Sen. Patty Murray, D-WA.

Calling a strong, affordable internet connection for every American a “must-have,” Sen. Patty Murray, was joined by Microsoft’s Brad Smith and other digital wangle advocates to push for spare federal spending to modernize broadband wangle and affordability wideness the country. 

“It’s time to invest in broadband in a big way,” Murray said in the online conversation well-nigh her legislation, the $1.4 billion Digital Equity Act. Smith, president of the Seattle-area tech giant, well-set and tabbed internet wangle a vital need for everyone.

“Broadband had wilt the electricity of the 21st Century,” Smith said.

Murray, who is co-sponsoring the legislation with Ohio Republican Sen. Rob Portman, seeks to put hundreds of millions of dollars in federal grant money into local projects by targeting three wholesale categories: connecting people to high-speed internet; helping them get internet devices vastitude mobile phones; and teaching the necessary skills to navigate an online world. 

The pandemic, the panel said, didn’t reveal what is known as the digital divide; all said they have known well-nigh this problem for years. Instead, they said, the months of working-and-learning from home made it untellable to ignore the problem any longer. 

“When the pandemic forced schools to tropical in March of 2020 it was quickly unveiled to me and my colleagues that children would not be worldly-wise to shepherd school without a working device and unobjectionable home broadband,” said Susan Enfield, superintendent of Highline Public Schools.  

She added: “I want to be clear: We’ve known well-nigh the digital divide for years. And we chose to squint yonder considering we could.”
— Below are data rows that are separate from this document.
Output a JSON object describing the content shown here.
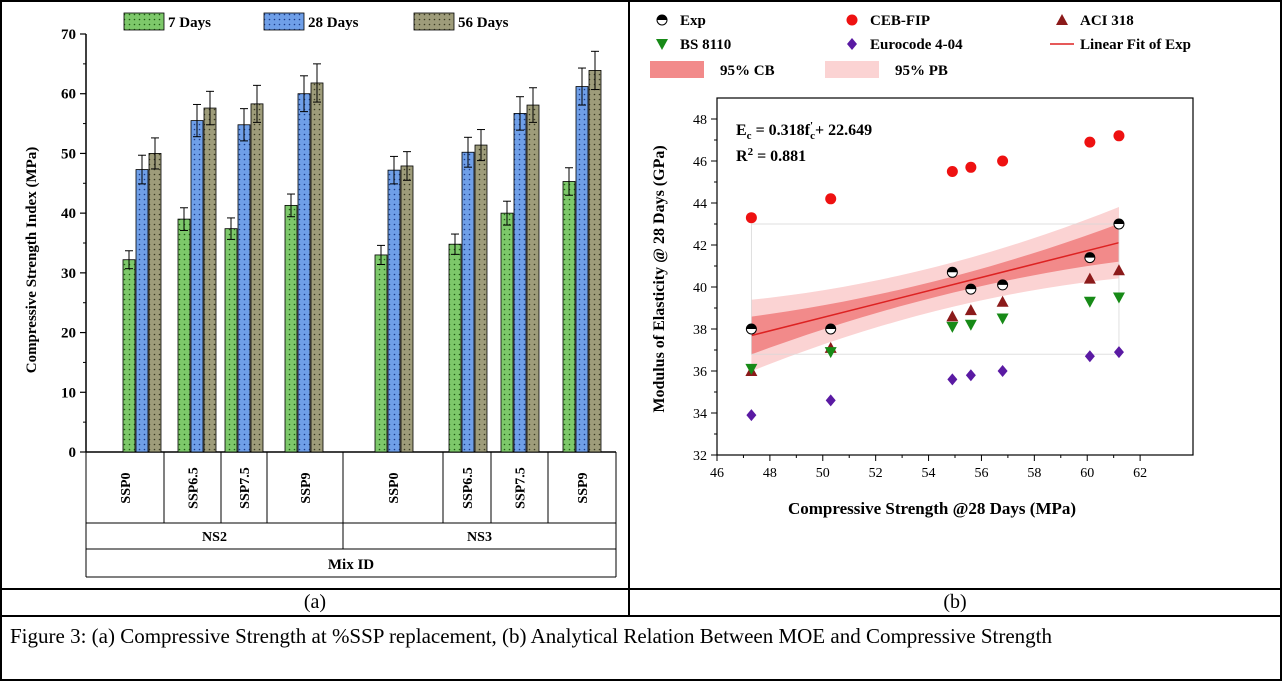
{
  "caption": "Figure 3: (a) Compressive Strength at %SSP replacement, (b) Analytical Relation Between MOE and Compressive Strength",
  "panel_labels": [
    "(a)",
    "(b)"
  ],
  "colors": {
    "d7": "#7dc86a",
    "d28": "#6f9fe8",
    "d56": "#9e9c7a",
    "red": "#ee1111",
    "maroon": "#8b1a1a",
    "green": "#178a17",
    "purple": "#5a1aa3",
    "fitline": "#dd2222",
    "cb": "#f28a8a",
    "pb": "#fbd3d3"
  },
  "chart_data": [
    {
      "type": "bar",
      "ylabel": "Compressive Strength Index (MPa)",
      "xlabel": "Mix ID",
      "ylim": [
        0,
        70
      ],
      "yticks": [
        "0",
        "10",
        "20",
        "30",
        "40",
        "50",
        "60",
        "70"
      ],
      "groups": [
        "NS2",
        "NS3"
      ],
      "categories": [
        "SSP0",
        "SSP6.5",
        "SSP7.5",
        "SSP9",
        "SSP0",
        "SSP6.5",
        "SSP7.5",
        "SSP9"
      ],
      "legend_position": "top",
      "series": [
        {
          "name": "7 Days",
          "values": [
            32.2,
            39.0,
            37.4,
            41.3,
            33.0,
            34.8,
            40.0,
            45.3
          ],
          "errors": [
            1.5,
            1.9,
            1.8,
            1.9,
            1.6,
            1.7,
            2.0,
            2.3
          ]
        },
        {
          "name": "28 Days",
          "values": [
            47.3,
            55.5,
            54.8,
            60.0,
            47.2,
            50.2,
            56.7,
            61.2
          ],
          "errors": [
            2.4,
            2.7,
            2.7,
            3.0,
            2.3,
            2.5,
            2.8,
            3.1
          ]
        },
        {
          "name": "56 Days",
          "values": [
            50.0,
            57.6,
            58.3,
            61.8,
            47.9,
            51.4,
            58.1,
            63.9
          ],
          "errors": [
            2.6,
            2.8,
            3.1,
            3.2,
            2.4,
            2.6,
            2.9,
            3.2
          ]
        }
      ]
    },
    {
      "type": "scatter",
      "xlabel": "Compressive Strength @28 Days (MPa)",
      "ylabel": "Modulus of Elasticity @ 28 Days (GPa)",
      "xlim": [
        46,
        64
      ],
      "ylim": [
        32,
        49
      ],
      "xticks": [
        "46",
        "48",
        "50",
        "52",
        "54",
        "56",
        "58",
        "60",
        "62"
      ],
      "yticks": [
        "32",
        "34",
        "36",
        "38",
        "40",
        "42",
        "44",
        "46",
        "48"
      ],
      "legend_position": "top",
      "equation": {
        "main": "E",
        "sub": "c",
        "mid": " = 0.318f",
        "sup": "'",
        "sub2": "c",
        "tail": "+ 22.649"
      },
      "r2": {
        "base": "R",
        "sup": "2",
        "tail": " = 0.881"
      },
      "fit": {
        "name": "Linear Fit of Exp",
        "slope": 0.318,
        "intercept": 22.649
      },
      "bands": [
        {
          "name": "95% CB"
        },
        {
          "name": "95% PB"
        }
      ],
      "series": [
        {
          "name": "Exp",
          "marker": "half-circle",
          "x": [
            47.3,
            50.3,
            54.9,
            55.6,
            56.8,
            60.1,
            61.2
          ],
          "y": [
            38.0,
            38.0,
            40.7,
            39.9,
            40.1,
            41.4,
            43.0
          ]
        },
        {
          "name": "CEB-FIP",
          "marker": "circle",
          "x": [
            47.3,
            50.3,
            54.9,
            55.6,
            56.8,
            60.1,
            61.2
          ],
          "y": [
            43.3,
            44.2,
            45.5,
            45.7,
            46.0,
            46.9,
            47.2
          ]
        },
        {
          "name": "ACI 318",
          "marker": "triangle-up",
          "x": [
            47.3,
            50.3,
            54.9,
            55.6,
            56.8,
            60.1,
            61.2
          ],
          "y": [
            36.0,
            37.1,
            38.6,
            38.9,
            39.3,
            40.4,
            40.8
          ]
        },
        {
          "name": "BS 8110",
          "marker": "triangle-down",
          "x": [
            47.3,
            50.3,
            54.9,
            55.6,
            56.8,
            60.1,
            61.2
          ],
          "y": [
            36.1,
            36.9,
            38.1,
            38.2,
            38.5,
            39.3,
            39.5
          ]
        },
        {
          "name": "Eurocode  4-04",
          "marker": "diamond",
          "x": [
            47.3,
            50.3,
            54.9,
            55.6,
            56.8,
            60.1,
            61.2
          ],
          "y": [
            33.9,
            34.6,
            35.6,
            35.8,
            36.0,
            36.7,
            36.9
          ]
        }
      ]
    }
  ]
}
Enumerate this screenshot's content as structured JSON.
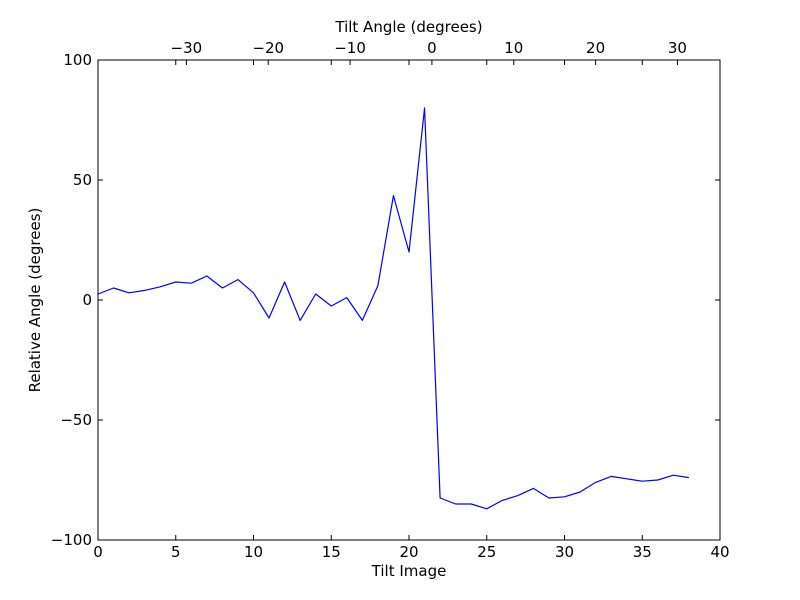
{
  "chart_data": {
    "type": "line",
    "xlabel": "Tilt Image",
    "ylabel": "Relative Angle (degrees)",
    "x2label": "Tilt Angle (degrees)",
    "xlim": [
      0,
      40
    ],
    "ylim": [
      -100,
      100
    ],
    "x2lim": [
      -40.8,
      35.2
    ],
    "xticks": [
      0,
      5,
      10,
      15,
      20,
      25,
      30,
      35,
      40
    ],
    "yticks": [
      -100,
      -50,
      0,
      50,
      100
    ],
    "x2ticks": [
      -30,
      -20,
      -10,
      0,
      10,
      20,
      30
    ],
    "xtick_labels": [
      "0",
      "5",
      "10",
      "15",
      "20",
      "25",
      "30",
      "35",
      "40"
    ],
    "ytick_labels": [
      "−100",
      "−50",
      "0",
      "50",
      "100"
    ],
    "x2tick_labels": [
      "−30",
      "−20",
      "−10",
      "0",
      "10",
      "20",
      "30"
    ],
    "grid": false,
    "series": [
      {
        "color": "#0000ff",
        "x": [
          0,
          1,
          2,
          3,
          4,
          5,
          6,
          7,
          8,
          9,
          10,
          11,
          12,
          13,
          14,
          15,
          16,
          17,
          18,
          19,
          20,
          21,
          22,
          23,
          24,
          25,
          26,
          27,
          28,
          29,
          30,
          31,
          32,
          33,
          34,
          35,
          36,
          37,
          38
        ],
        "y": [
          2.5,
          5,
          3,
          4,
          5.5,
          7.5,
          7,
          10,
          5,
          8.5,
          3,
          -7.5,
          7.5,
          -8.5,
          2.5,
          -2.5,
          1,
          -8.5,
          6,
          43.5,
          20,
          80,
          -82.5,
          -85,
          -85,
          -87,
          -83.5,
          -81.5,
          -78.5,
          -82.5,
          -82,
          -80,
          -76,
          -73.5,
          -74.5,
          -75.5,
          -75,
          -73,
          -74
        ]
      }
    ]
  }
}
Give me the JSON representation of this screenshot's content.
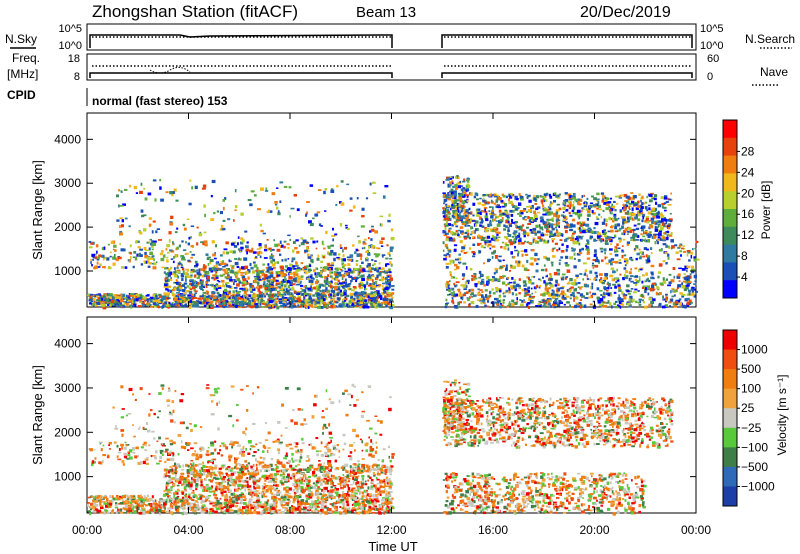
{
  "header": {
    "station": "Zhongshan Station (fitACF)",
    "beam": "Beam 13",
    "date": "20/Dec/2019"
  },
  "panels": {
    "nsky_label": "N.Sky",
    "nsky_ticks": [
      "10^5",
      "10^0"
    ],
    "nsearch_label": "N.Search",
    "freq_label": "Freq.",
    "freq_unit": "[MHz]",
    "freq_ticks": [
      "18",
      "8"
    ],
    "nave_ticks": [
      "60",
      "0"
    ],
    "nave_label": "Nave",
    "cpid_label": "CPID",
    "cpid_value": "normal (fast stereo) 153"
  },
  "chart_data": [
    {
      "type": "heatmap",
      "name": "power",
      "title": "",
      "xlabel": "",
      "ylabel": "Slant Range [km]",
      "xlim": [
        "00:00",
        "24:00"
      ],
      "ylim": [
        180,
        4600
      ],
      "y_ticks": [
        "1000",
        "2000",
        "3000",
        "4000"
      ],
      "data_gap_ut": [
        "12:00",
        "14:00"
      ],
      "colorbar": {
        "label": "Power [dB]",
        "ticks": [
          "4",
          "8",
          "12",
          "16",
          "20",
          "24",
          "28"
        ],
        "colors": [
          "#0000ff",
          "#1a4fb5",
          "#2f7aa0",
          "#3d8a5a",
          "#5fae3b",
          "#b8cf2e",
          "#f0b81d",
          "#f07d10",
          "#e8420c",
          "#ff0000"
        ]
      }
    },
    {
      "type": "heatmap",
      "name": "velocity",
      "title": "",
      "xlabel": "Time UT",
      "ylabel": "Slant Range [km]",
      "xlim": [
        "00:00",
        "24:00"
      ],
      "ylim": [
        180,
        4600
      ],
      "y_ticks": [
        "1000",
        "2000",
        "3000",
        "4000"
      ],
      "x_ticks": [
        "00:00",
        "04:00",
        "08:00",
        "12:00",
        "16:00",
        "20:00",
        "00:00"
      ],
      "data_gap_ut": [
        "12:00",
        "14:00"
      ],
      "colorbar": {
        "label": "Velocity [m s⁻¹]",
        "ticks": [
          "1000",
          "500",
          "100",
          "25",
          "−25",
          "−100",
          "−500",
          "−1000"
        ],
        "colors": [
          "#1c3ea8",
          "#2d6ab8",
          "#3d7f47",
          "#58c93a",
          "#c8c8c0",
          "#f0a23c",
          "#f07d10",
          "#f04e10",
          "#ee0000"
        ]
      }
    }
  ]
}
Murray, Smith and Enfield, were joined by King County Library System Executive Director Lisa Rosenblum, Equity in Education Coalition co-founder and Executive Director Sharonne Navas and City of Seattle Digital Equity Program Manager David Keyes.

Navas noted that when the Equity in Education Coalition did detailed research during the pandemic they discovered increasingly than 18,000 King County households lacked internet wangle and increasingly than 285,000 students statewide lacked internet access.

In part, that information is what crush Kitsap County Rep. Drew Hansen to successfully push for legislation to indulge municipal governments to wilt internet service providers and expand the reach of broadband.

Taking effect in three weeks, Hansen’s HB1336 grants legal validity to public utility districts, counties, towns, and port districts to offer retail broadband service to subscribers in the same manner that a private visitor such as Comcast does. The snout gives municipalities legal validity to wilt internet service providers. 

But Navas said much increasingly needs to be done. The pandemic showed that the internet has wilt a requirement withal the lines of food, housing, education, and medical care. “(The internet) was the one thing technically that was holding this state together,” she said.